The plot itself is not complicated. Nor is it at all alien to the Kenyan scene where polygamy is still practiced and the conscious public is still trying to fight child marriage.
In The Miser’s case, he wants to marry a youngster, Maryanne, (played by Suzanne Karani) who is actually in love with General Makasi’s (Sam Psenjen) son, Harrison (Amani Mwasera) who also loves the girl.
But there is also a conniving matchmaker, Mademoiselle de Venus (played by Angel Waruinge), a nosy Detective (Dru Muthure), and Ian Mbugua who gives a cameo performance as Bwana Simon to tie up all the loose ends.
At this stage, the NPAS/AF script of The Miser is still being reworked and revised to give it more punchy fun and clarity as to what an autocratic head of state is capable of doing.
What’s so startling about Moliere is that in nearly every one of his plays, he mocks the nouveau riche (new rich and powerful).
He also lampoons those with any sense of superiority, be they a royal, a rich businessman, a church leader, or whomever he perceives to be a hypocrite, which he has a knack for identifying.
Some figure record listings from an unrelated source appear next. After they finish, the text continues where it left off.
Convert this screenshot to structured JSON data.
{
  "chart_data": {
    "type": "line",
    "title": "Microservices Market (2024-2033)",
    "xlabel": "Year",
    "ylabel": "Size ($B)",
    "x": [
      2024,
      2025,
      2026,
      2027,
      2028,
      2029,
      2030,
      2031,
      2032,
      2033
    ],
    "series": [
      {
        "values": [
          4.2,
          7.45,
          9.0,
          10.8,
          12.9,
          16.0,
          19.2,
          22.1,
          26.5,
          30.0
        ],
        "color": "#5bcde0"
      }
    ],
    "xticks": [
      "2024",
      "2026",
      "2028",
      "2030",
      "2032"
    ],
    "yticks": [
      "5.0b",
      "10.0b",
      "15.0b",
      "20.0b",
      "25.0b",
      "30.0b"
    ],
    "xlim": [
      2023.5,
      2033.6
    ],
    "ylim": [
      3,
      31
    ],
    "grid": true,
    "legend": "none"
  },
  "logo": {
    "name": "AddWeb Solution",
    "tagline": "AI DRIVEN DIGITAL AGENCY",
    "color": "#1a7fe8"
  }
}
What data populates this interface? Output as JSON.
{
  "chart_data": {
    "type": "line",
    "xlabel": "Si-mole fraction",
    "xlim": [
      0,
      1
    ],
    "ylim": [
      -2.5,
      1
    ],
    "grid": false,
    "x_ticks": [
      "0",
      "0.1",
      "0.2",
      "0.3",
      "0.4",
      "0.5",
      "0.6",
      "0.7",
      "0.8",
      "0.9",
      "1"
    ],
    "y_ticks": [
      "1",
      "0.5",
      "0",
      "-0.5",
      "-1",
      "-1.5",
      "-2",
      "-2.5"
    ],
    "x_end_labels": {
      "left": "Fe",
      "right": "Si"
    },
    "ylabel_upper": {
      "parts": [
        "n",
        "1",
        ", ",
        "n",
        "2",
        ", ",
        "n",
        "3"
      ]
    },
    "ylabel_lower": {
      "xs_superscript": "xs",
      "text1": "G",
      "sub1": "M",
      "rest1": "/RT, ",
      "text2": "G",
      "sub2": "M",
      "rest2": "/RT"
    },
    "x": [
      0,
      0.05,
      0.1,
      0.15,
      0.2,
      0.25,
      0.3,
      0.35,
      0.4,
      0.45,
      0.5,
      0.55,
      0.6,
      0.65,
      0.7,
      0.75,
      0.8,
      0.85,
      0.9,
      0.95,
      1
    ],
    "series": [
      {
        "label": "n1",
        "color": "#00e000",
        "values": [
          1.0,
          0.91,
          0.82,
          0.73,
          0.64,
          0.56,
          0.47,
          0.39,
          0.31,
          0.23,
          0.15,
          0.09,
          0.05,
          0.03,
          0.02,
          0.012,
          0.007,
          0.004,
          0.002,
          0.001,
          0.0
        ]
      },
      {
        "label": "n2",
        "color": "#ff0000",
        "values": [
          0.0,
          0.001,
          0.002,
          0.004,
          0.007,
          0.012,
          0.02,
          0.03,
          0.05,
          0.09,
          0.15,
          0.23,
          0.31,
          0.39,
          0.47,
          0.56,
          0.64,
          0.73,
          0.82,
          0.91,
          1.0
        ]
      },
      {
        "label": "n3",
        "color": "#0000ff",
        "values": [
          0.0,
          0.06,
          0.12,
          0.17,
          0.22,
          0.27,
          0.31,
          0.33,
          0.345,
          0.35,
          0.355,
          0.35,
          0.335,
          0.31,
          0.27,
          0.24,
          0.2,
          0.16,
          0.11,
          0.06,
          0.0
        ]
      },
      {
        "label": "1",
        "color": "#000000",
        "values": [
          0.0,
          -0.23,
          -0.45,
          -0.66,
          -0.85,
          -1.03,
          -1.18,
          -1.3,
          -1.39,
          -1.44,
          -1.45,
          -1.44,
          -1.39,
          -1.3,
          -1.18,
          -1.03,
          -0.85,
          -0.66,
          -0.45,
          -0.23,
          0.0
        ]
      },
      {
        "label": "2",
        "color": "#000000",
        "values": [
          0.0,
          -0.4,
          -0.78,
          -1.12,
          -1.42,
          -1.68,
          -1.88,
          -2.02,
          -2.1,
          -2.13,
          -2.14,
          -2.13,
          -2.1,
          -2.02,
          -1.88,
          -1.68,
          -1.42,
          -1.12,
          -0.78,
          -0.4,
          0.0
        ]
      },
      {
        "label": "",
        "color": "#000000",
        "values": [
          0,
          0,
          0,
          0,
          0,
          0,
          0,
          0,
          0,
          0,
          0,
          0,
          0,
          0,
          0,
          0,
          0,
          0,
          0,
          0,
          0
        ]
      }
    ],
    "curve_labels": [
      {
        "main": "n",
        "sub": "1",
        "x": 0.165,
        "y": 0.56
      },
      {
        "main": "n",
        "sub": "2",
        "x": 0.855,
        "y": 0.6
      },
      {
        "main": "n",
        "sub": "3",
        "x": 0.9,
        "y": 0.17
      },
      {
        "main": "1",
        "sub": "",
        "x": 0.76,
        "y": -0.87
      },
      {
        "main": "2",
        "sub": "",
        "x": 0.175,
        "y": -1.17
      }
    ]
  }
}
All of those guys got burned by Moliere in his plays. Yet that never stopped the literary leaders of France from embracing the playwright.
He was attacked in 1664 by the Roman Catholic church for the accusations he made in his satirical play, Tartuffe, which was filled with not-so-subtle slams at the hypocrisy of church elders and the gullibility of the wealthy who fell for the con-man, Tartuffe’s pseudo-piety.
The satire was quickly attacked and censored; then it was banned and burned by the Church which took the power of theatre performance seriously. Tartuffe has ultimately been hailed as a masterpiece, but the Church never forgave the playwright.